Sehr geehrter Herr Oster,
im November 2025 äußerte der SPD-Innenpolitiker Sebastian Fiedler mit Blick auf eine mögliche AfD-Regierungsbeteiligung, er würde im Ernstfall sensible Verfassungsschutzdaten lieber vernichten, als sie einer gewählten Landesregierung zu überlassen: „Da drücke ich lieber auf die Löschtaste.“ (Quelle: welt.de/politik/deutschland/article6909c26f0580923d0998699f/).

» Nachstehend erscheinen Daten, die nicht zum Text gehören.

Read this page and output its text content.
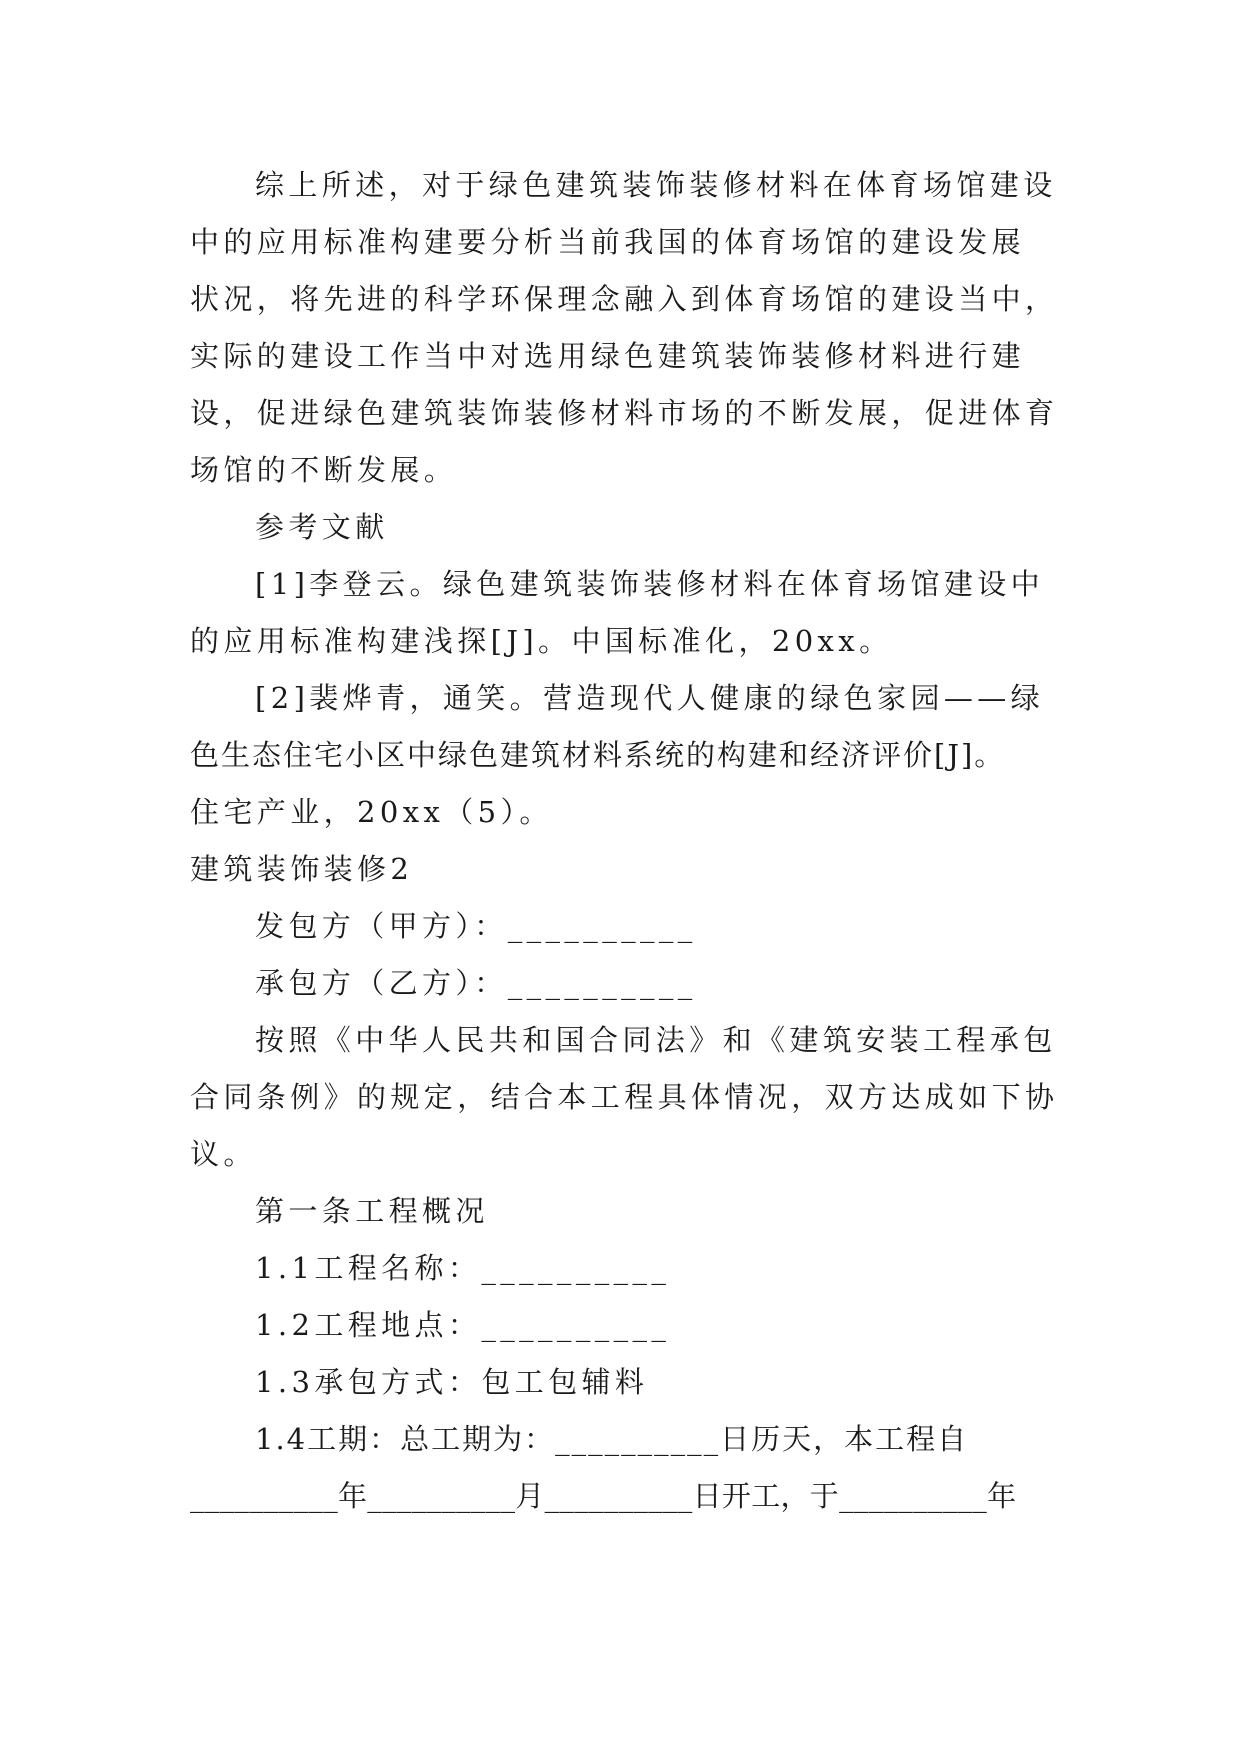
综上所述，对于绿色建筑装饰装修材料在体育场馆建设
中的应用标准构建要分析当前我国的体育场馆的建设发展
状况，将先进的科学环保理念融入到体育场馆的建设当中，
实际的建设工作当中对选用绿色建筑装饰装修材料进行建
设，促进绿色建筑装饰装修材料市场的不断发展，促进体育
场馆的不断发展。
参考文献
[1]李登云。绿色建筑装饰装修材料在体育场馆建设中
的应用标准构建浅探[J]。中国标准化，20xx。
[2]裴烨青，通笑。营造现代人健康的绿色家园——绿
色生态住宅小区中绿色建筑材料系统的构建和经济评价[J]。
住宅产业，20xx（5）。
建筑装饰装修2
发包方（甲方）：__________
承包方（乙方）：__________
按照《中华人民共和国合同法》和《建筑安装工程承包
合同条例》的规定，结合本工程具体情况，双方达成如下协
议。
第一条工程概况
1.1工程名称：__________
1.2工程地点：__________
1.3承包方式：包工包辅料
1.4工期：总工期为：__________日历天，本工程自
__________年__________月__________日开工，于__________年
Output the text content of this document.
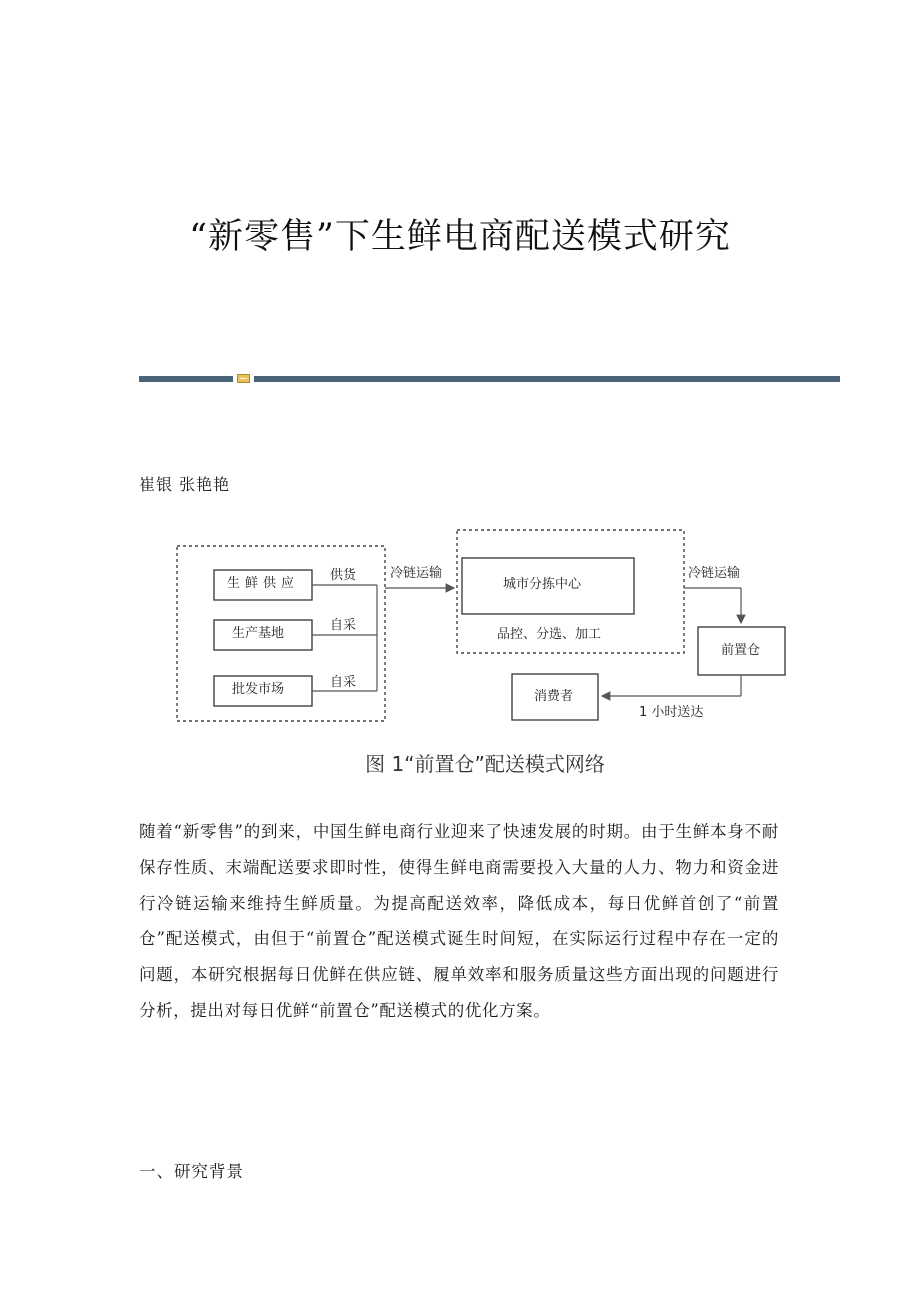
“新零售”下生鲜电商配送模式研究
崔银 张艳艳
生鲜供应
生产基地
批发市场
供货
自采
自采
冷链运输
城市分拣中心
品控、分选、加工
冷链运输
前置仓
消费者
1 小时送达
图 1“前置仓”配送模式网络

随着“新零售”的到来，中国生鲜电商行业迎来了快速发展的时期。由于生鲜本身不耐保存性质、末端配送要求即时性，使得生鲜电商需要投入大量的人力、物力和资金进行冷链运输来维持生鲜质量。为提高配送效率，降低成本，每日优鲜首创了“前置仓”配送模式，由但于“前置仓”配送模式诞生时间短，在实际运行过程中存在一定的问题，本研究根据每日优鲜在供应链、履单效率和服务质量这些方面出现的问题进行分析，提出对每日优鲜“前置仓”配送模式的优化方案。

一、研究背景
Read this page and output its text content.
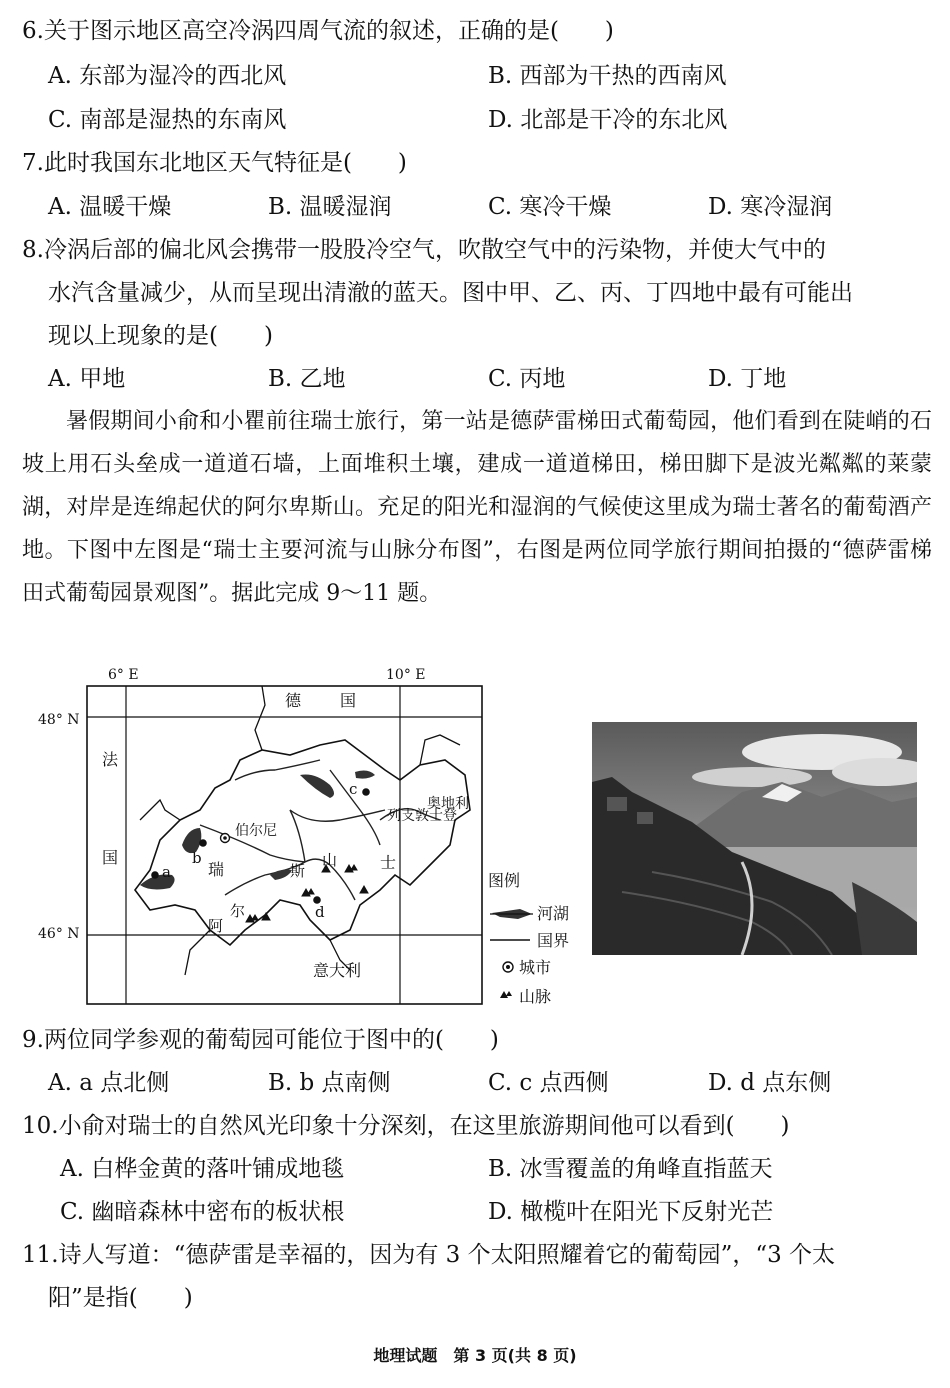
6.关于图示地区高空冷涡四周气流的叙述，正确的是(　　)
A. 东部为湿冷的西北风	B. 西部为干热的西南风
C. 南部是湿热的东南风	D. 北部是干冷的东北风
7.此时我国东北地区天气特征是(　　)
A. 温暖干燥	B. 温暖湿润	C. 寒冷干燥	D. 寒冷湿润
8.冷涡后部的偏北风会携带一股股冷空气，吹散空气中的污染物，并使大气中的
水汽含量减少，从而呈现出清澈的蓝天。图中甲、乙、丙、丁四地中最有可能出
现以上现象的是(　　)
A. 甲地	B. 乙地	C. 丙地	D. 丁地

暑假期间小俞和小瞿前往瑞士旅行，第一站是德萨雷梯田式葡萄园，他们看到在陡峭的石坡上用石头垒成一道道石墙，上面堆积土壤，建成一道道梯田，梯田脚下是波光粼粼的莱蒙湖，对岸是连绵起伏的阿尔卑斯山。充足的阳光和湿润的气候使这里成为瑞士著名的葡萄酒产地。下图中左图是“瑞士主要河流与山脉分布图”，右图是两位同学旅行期间拍摄的“德萨雷梯田式葡萄园景观图”。据此完成 9～11 题。

6° E	10° E
48° N
46° N
德 国
法
国
意大利
奥地利
列支敦士登
伯尔尼
瑞	士
山
斯
尔
阿
a
b
c
d
图例
河湖
国界
城市
山脉
9.两位同学参观的葡萄园可能位于图中的(　　)
A. a 点北侧	B. b 点南侧	C. c 点西侧	D. d 点东侧
10.小俞对瑞士的自然风光印象十分深刻，在这里旅游期间他可以看到(　　)
A. 白桦金黄的落叶铺成地毯	B. 冰雪覆盖的角峰直指蓝天
C. 幽暗森林中密布的板状根	D. 橄榄叶在阳光下反射光芒
11.诗人写道：“德萨雷是幸福的，因为有 3 个太阳照耀着它的葡萄园”，“3 个太
阳”是指(　　)
地理试题　第 3 页(共 8 页)
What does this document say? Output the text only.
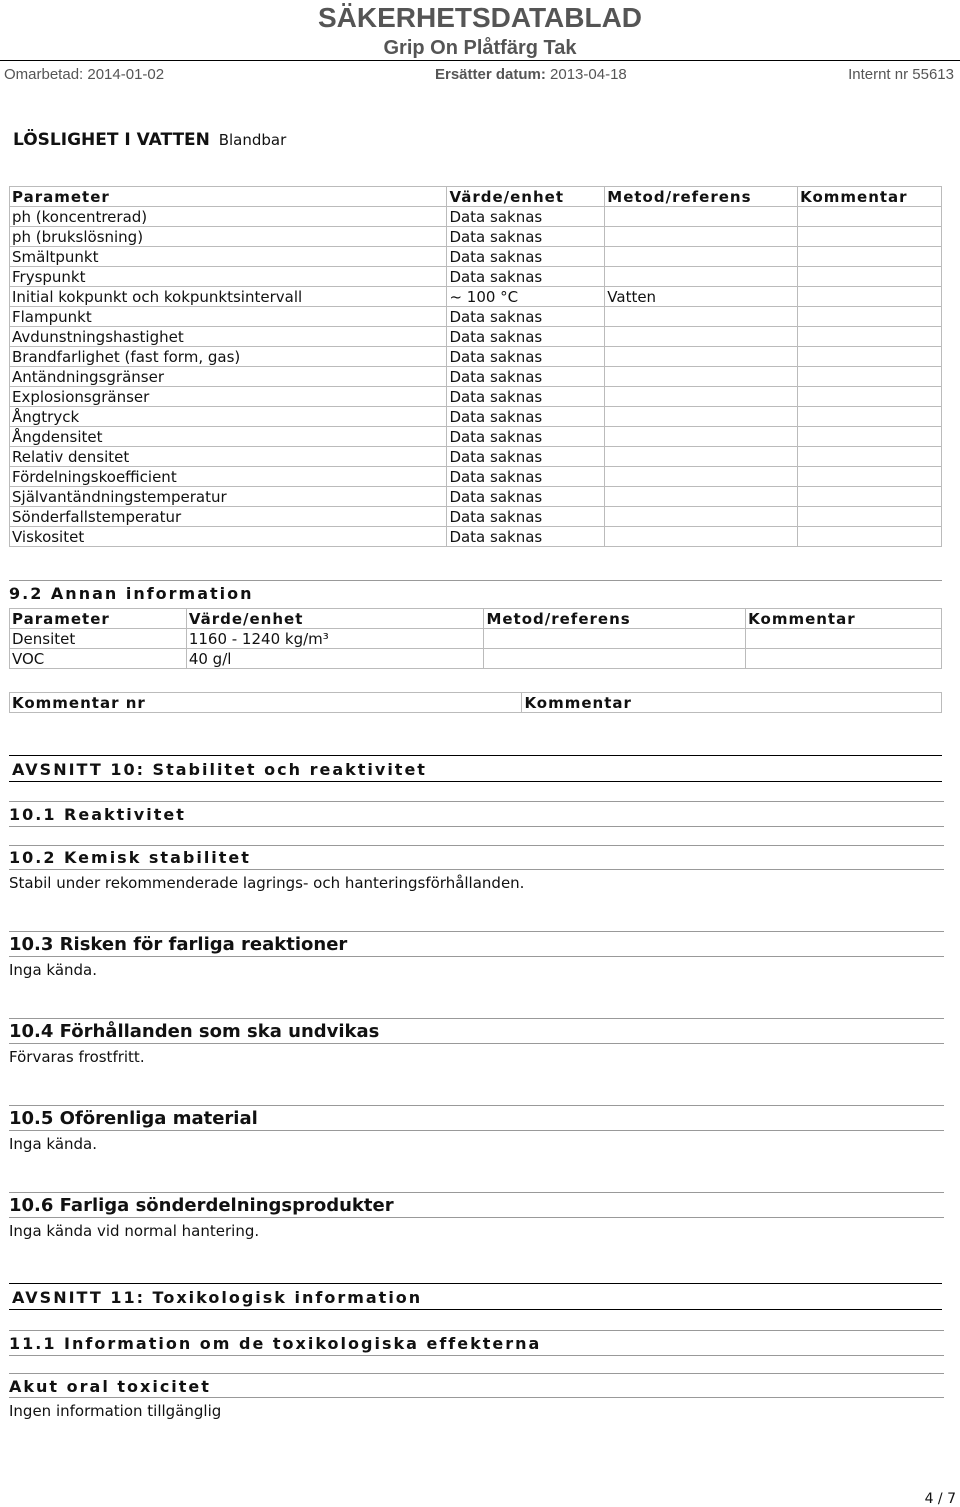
SÄKERHETSDATABLAD
Grip On Plåtfärg Tak
Omarbetad: 2014-01-02	Ersätter datum: 2013-04-18	Internt nr 55613
LÖSLIGHET I VATTEN Blandbar
Parameter	Värde/enhet	Metod/referens	Kommentar
ph (koncentrerad)	Data saknas		
ph (brukslösning)	Data saknas		
Smältpunkt	Data saknas		
Fryspunkt	Data saknas		
Initial kokpunkt och kokpunktsintervall	~ 100 °C	Vatten	
Flampunkt	Data saknas		
Avdunstningshastighet	Data saknas		
Brandfarlighet (fast form, gas)	Data saknas		
Antändningsgränser	Data saknas		
Explosionsgränser	Data saknas		
Ångtryck	Data saknas		
Ångdensitet	Data saknas		
Relativ densitet	Data saknas		
Fördelningskoefficient	Data saknas		
Självantändningstemperatur	Data saknas		
Sönderfallstemperatur	Data saknas		
Viskositet	Data saknas		
9.2 Annan information
Parameter	Värde/enhet	Metod/referens	Kommentar
Densitet	1160 - 1240 kg/m³		
VOC	40 g/l		
Kommentar nr	Kommentar
AVSNITT 10: Stabilitet och reaktivitet
10.1 Reaktivitet
10.2 Kemisk stabilitet
Stabil under rekommenderade lagrings- och hanteringsförhållanden.
10.3 Risken för farliga reaktioner
Inga kända.
10.4 Förhållanden som ska undvikas
Förvaras frostfritt.
10.5 Oförenliga material
Inga kända.
10.6 Farliga sönderdelningsprodukter
Inga kända vid normal hantering.
AVSNITT 11: Toxikologisk information
11.1 Information om de toxikologiska effekterna
Akut oral toxicitet
Ingen information tillgänglig
4 / 7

Als Mitglied des Innenausschusses sind Sie dem Schutz unserer Verfassung verpflichtet. Unabhängig von der politischen Bewertung der AfD: Ist die eigenmächtige Löschung oder das Zurückhalten staatlicher Behördendaten aus politischer Motivation mit dem Grundgesetz, dem Legalitätsprinzip und der Rechtsstaatlichkeit unserer Demokratie vereinbar?
Welche rechtsstaatlichen Gefahren leitet die Unionsfraktion aus solchen öffentlich geäußerten Gedankenspielen eines Koalitionspartners über die gezielte Vernichtung staatlicher Akten ab?